Hanna şunları ekledi: Siyonistler ayrıca askeri kazanımları siyasi kazanımlara dönüştürmeyi başaramadılar ve Aksa Tufanı Harekatı'ndan sonra yok edilen caydırıcılıklarını geri kazanamadılar. Tüm dünya İsrail'in sivillerden intikam aldığını ve yaşadığı utanç verici askeri ve güvenlik yenilgisini telafi etmek için kadınları ve çocukları katlettiğini görüyor.

Bu stratejik işler uzmanı şunları kaydetti: Siyonistler aslında direnişin önceden hazırladığı bir savaş alanına girdiler ve oradaki savaş yöntemini belirlediler hatta Siyonist rejim taktiklerini birkaç kez değiştirdi ancak sonuçlar aynı kaldı.
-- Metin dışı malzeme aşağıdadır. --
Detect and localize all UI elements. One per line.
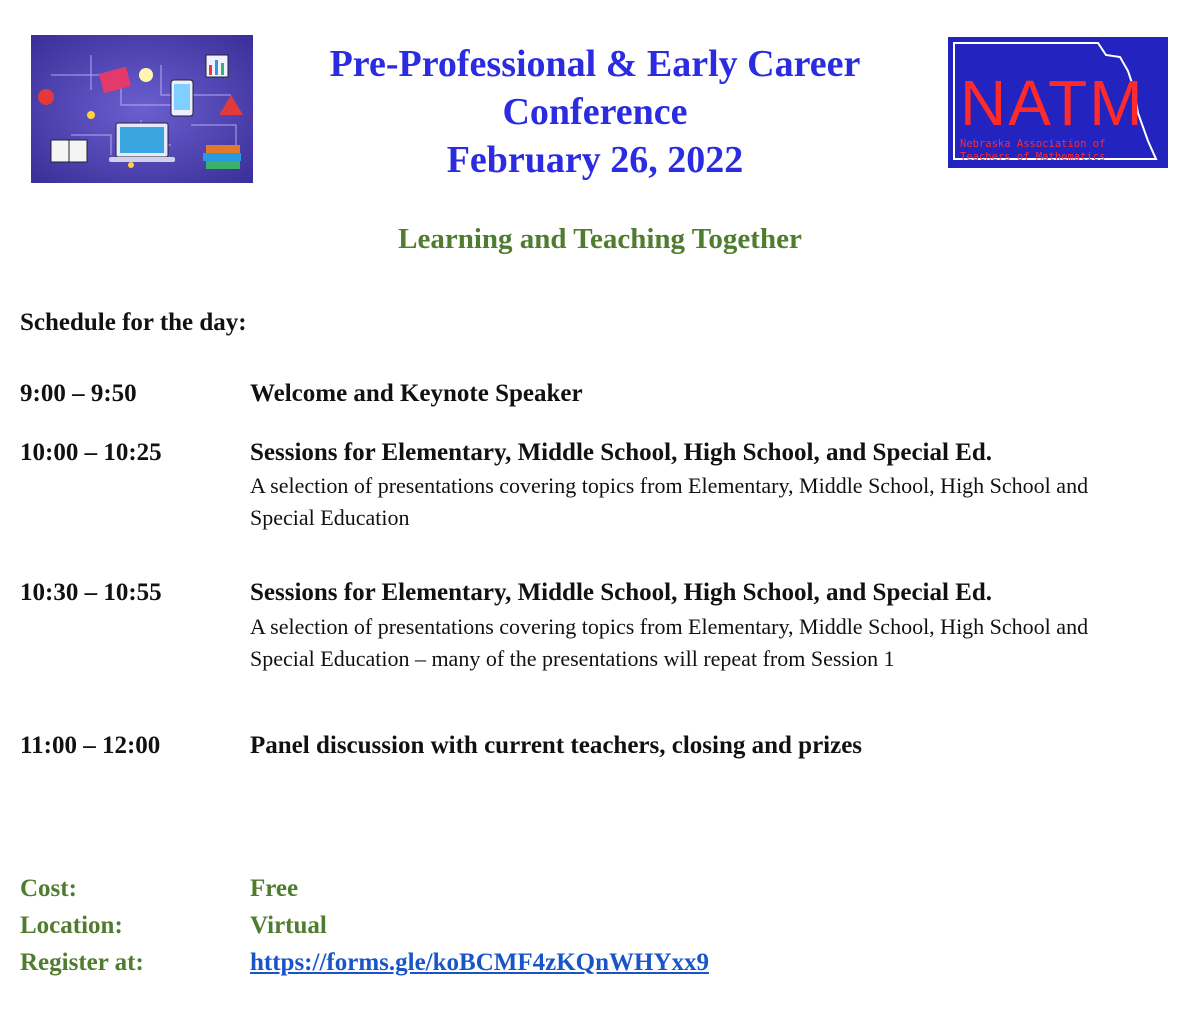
title-line-2: Conference bbox=[502, 91, 688, 133]
schedule-time-1: 9:00 – 9:50 bbox=[20, 380, 137, 407]
register-link-wrapper bbox=[250, 945, 709, 981]
natm-logo bbox=[948, 37, 1168, 168]
schedule-time-4: 11:00 – 12:00 bbox=[20, 732, 161, 759]
title-line-1: Pre-Professional & Early Career bbox=[329, 43, 861, 85]
schedule-description-3: A selection of presentations covering topics from Elementary, Middle School, High School and Special Education – many of the presentations will repeat from Session 1 bbox=[250, 614, 1089, 671]
register-link[interactable]: https://forms.gle/koBCMF4zKQnWHYxx9 bbox=[250, 949, 710, 976]
location-label: Location: bbox=[20, 912, 123, 939]
conference-theme: Learning and Teaching Together bbox=[398, 223, 802, 255]
schedule-time-2: 10:00 – 10:25 bbox=[20, 439, 162, 466]
natm-logo-subtext-1: Nebraska Association of bbox=[960, 138, 1106, 150]
register-label: Register at: bbox=[20, 949, 144, 976]
schedule-heading: Schedule for the day: bbox=[20, 309, 247, 336]
natm-logo-subtext-2: Teachers of Mathematics bbox=[960, 151, 1106, 163]
title-line-date: February 26, 2022 bbox=[446, 139, 744, 181]
schedule-description-2: A selection of presentations covering topics from Elementary, Middle School, High School and Special Education bbox=[250, 473, 1089, 530]
schedule-title-2: Sessions for Elementary, Middle School, High School, and Special Ed. bbox=[250, 439, 993, 466]
cost-value: Free bbox=[250, 875, 299, 902]
natm-logo-letters: NATM bbox=[960, 67, 1145, 139]
schedule-time-3: 10:30 – 10:55 bbox=[20, 579, 162, 606]
location-value: Virtual bbox=[250, 912, 327, 939]
schedule-title-3: Sessions for Elementary, Middle School, High School, and Special Ed. bbox=[250, 579, 993, 606]
education-clip-art-image bbox=[31, 35, 253, 183]
schedule-title-4: Panel discussion with current teachers, closing and prizes bbox=[250, 732, 863, 759]
schedule-title-1: Welcome and Keynote Speaker bbox=[250, 380, 583, 407]
cost-label: Cost: bbox=[20, 875, 77, 902]
conference-title bbox=[270, 40, 920, 184]
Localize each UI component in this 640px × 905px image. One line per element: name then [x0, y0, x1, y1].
Siyonist rejim uzmanı Sari Arabi de şunları söyledi: Bazı askeri başarıların siyasi olarak kullanılmamasından kaynaklanan siyasi bölünme, savaşı İsrail'deki benzeri görülmemiş iç bölünmenin ana nedeni haline getirdi. Başlangıçta tüm Siyonistler savaşı başlatma ve tüm hedeflere ulaşılana kadar sürdürme ihtiyacını vurgularken, bugün birçok İsrailli daha fazla can kaybını önlemek için savaşın mümkün olan en kısa sürede durdurulması gerektiğine inanıyor.

Bu Arap uzman şunları vurguladı: Siyonist rejim bu çatışmanın sonuçlarının üstesinden gelemez çünkü bu çatışma İsrail'in geleceğiyle ilgilidir ve bugün Siyonistler, Binyamin Netanyahu başkanlığındaki aşırılıkçı kabinenin tüm İsraillilerin kolektif çıkarları yerine kendi çıkarlarını tercih ettiğini, bu rejimi çöküşün eşiğine getirdiğini ve çöküş sürecini hızlandırdığını görüyorlar.

İsrail'in köksüz varlığına büyük bir darbe

El-Cezire Araştırma Merkezi'nde araştırmacı olan Dr. Lika Makki ise, Siyonistler arasındaki bu derin anlaşmazlığın tehlikesinin, İsrail'in köksüz varlığına bir darbe olması gerçeğinde yattığını söyledi: ‘Bu varoluş her zaman savaşlar arasındaydı ancak şu anda en büyük ve en yıkıcı savaşını yaşamakta’ dedi.

Makki şunları ekledi: Gazze'nin bu savaş sırasında büyük bir insani ve ekonomik maliyet ödediği doğru ancak Siyonist taraf da her düzeyde ölümcül kayıplar verdi. Özellikle Batı ve Amerika bugün İsrail'i ağır bir siyasi ve sosyal yük olarak görüyor. İsrail'in bölgede büyük bir direniş karşıtı koalisyon oluşturmak için güvendiği Siyonist rejimle Arap ilişkilerinin normalleşme süreci, Aksa Tufanı operasyonundan sonra büyük bir darbe aldı ve artık Tel Aviv'in beklediği gibi ilerleyemiyor.

Bu araştırmacı şunları kaydetti: Ödediği ağır ve öngörülebilir maliyetlere rağmen Filistin direnişi, ABD'nin Hamas ile doğrudan müzakere etmek zorunda kalması da dahil olmak üzere önemli siyasi başarılar elde etti.

Lika Makki şunları vurguladı: Bu savaştaki tüm taraflar kendi bedellerini ödedi ancak Siyonist rejim kendi ekonomik ve askeri kayıplarını telafi edebilse bile, yaşadığı manevi zarar onarılamaz. Özellikle de tüm dünyanın İsrail'in gerçek ve barbar doğasını gördüğünden ve hatta bazı Avrupa hükümetleri Filistin devletinin tanınmasını talep ettiğinden beri. Son olarak, direniş, kanıtladığı gibi, bu savaştan silahsızlanmadan çıkabiliyorsa, aslında düşmana kendi söylemini tamamen dayatmayı başarmıştır ve Gazze halkı yıkılmazdır.